# FastPow

This package provides a macro `@fastpow`

that can speed up
the computation of *integer powers* in any Julia expression
by transforming them into *optimal sequences of multiplications*,
with a slight sacrifice in accuracy compared to Julia's built-in
`x^n`

function. It also optimizes powers of the form `1^p`

, `(-1)^p`

, `2^p`

, and `10^p`

.

In particular, it uses optimal addition-chain exponentiation for (literal) integer powers up to 255, and for larger powers uses repeated squaring to first reduce the power to ≤ 255 and then use addition chains.
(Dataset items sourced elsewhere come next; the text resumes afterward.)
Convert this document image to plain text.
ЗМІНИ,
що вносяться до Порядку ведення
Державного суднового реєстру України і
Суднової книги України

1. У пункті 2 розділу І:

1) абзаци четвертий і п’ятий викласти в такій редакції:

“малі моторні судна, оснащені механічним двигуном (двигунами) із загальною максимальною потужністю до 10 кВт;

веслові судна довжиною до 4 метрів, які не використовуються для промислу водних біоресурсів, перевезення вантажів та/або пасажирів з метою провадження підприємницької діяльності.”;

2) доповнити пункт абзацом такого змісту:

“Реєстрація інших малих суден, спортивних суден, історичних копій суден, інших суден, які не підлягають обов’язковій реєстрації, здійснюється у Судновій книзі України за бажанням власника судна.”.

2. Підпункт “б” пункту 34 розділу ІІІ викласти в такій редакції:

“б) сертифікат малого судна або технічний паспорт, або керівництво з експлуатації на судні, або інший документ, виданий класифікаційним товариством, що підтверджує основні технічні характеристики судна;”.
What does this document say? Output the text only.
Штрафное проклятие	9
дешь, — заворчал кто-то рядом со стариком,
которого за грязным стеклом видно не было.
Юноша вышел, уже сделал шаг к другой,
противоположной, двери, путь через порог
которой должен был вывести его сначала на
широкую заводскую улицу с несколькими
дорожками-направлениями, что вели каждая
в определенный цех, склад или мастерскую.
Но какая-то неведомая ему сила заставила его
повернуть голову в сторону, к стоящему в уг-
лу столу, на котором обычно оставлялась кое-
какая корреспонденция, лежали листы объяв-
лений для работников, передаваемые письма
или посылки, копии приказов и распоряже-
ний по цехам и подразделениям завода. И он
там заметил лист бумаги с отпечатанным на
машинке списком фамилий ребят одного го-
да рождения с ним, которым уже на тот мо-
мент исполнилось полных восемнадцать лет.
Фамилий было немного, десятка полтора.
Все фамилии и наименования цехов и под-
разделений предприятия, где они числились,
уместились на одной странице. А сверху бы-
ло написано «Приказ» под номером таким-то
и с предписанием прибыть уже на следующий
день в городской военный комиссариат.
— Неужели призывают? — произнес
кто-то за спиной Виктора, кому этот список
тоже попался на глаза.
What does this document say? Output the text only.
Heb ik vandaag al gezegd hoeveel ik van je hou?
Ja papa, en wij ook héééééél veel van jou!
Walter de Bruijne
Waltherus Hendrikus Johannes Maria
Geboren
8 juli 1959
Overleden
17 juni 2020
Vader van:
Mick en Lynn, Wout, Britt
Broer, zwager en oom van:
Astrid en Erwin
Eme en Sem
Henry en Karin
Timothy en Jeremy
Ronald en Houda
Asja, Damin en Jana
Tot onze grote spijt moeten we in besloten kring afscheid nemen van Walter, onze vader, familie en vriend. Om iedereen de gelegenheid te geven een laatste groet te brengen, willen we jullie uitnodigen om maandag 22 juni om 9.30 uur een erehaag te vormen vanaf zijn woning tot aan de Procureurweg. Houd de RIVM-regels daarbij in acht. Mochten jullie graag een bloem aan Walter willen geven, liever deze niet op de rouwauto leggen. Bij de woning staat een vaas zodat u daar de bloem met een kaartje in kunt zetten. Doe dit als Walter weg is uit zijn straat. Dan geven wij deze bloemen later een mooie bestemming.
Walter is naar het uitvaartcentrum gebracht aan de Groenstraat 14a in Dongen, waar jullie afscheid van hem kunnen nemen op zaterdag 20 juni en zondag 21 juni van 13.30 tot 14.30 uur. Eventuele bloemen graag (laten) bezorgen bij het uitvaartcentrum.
For example, `@fastpow z^25`

requires 6 multiplications, and for `z = 0.73`

it gives the correct answer to a relative error of `≈ 1.877e-15`

(about 8 ulps), vs. the default `z^25`

which gives the correct answer to a relative error of `≈ 6.03e-16`

(about 3 ulps) but is about 10× slower.

Note that you can apply the `@fastpow`

macro to a whole *block*
of Julia code at once. For example,

```
@fastpow function foo(x,y)
z = sin(x)^3 + sqrt(y)
return z^7 - 4x^5.3 + 3y^12
end
```

applies the `@fastpow`

transformation to *every* literal integer
exponent (`^3`

, `^7`

, and `^12`

) in the function `foo`

.

An alternative to `@fastpow`

is to use Julia's built-in
`@fastmath`

macro, which enables various LLVM optimizations
including, in some cases, faster integer powers using
repeated multiplication. The advantages of `@fastpow`

are that
it *guarantees* optimal addition-chain exponentiation
and that it works for exponentiating *any* Julia type
(e.g. complex numbers, matrices, …), whereas LLVM will only
optimize a small set of hardware numeric types.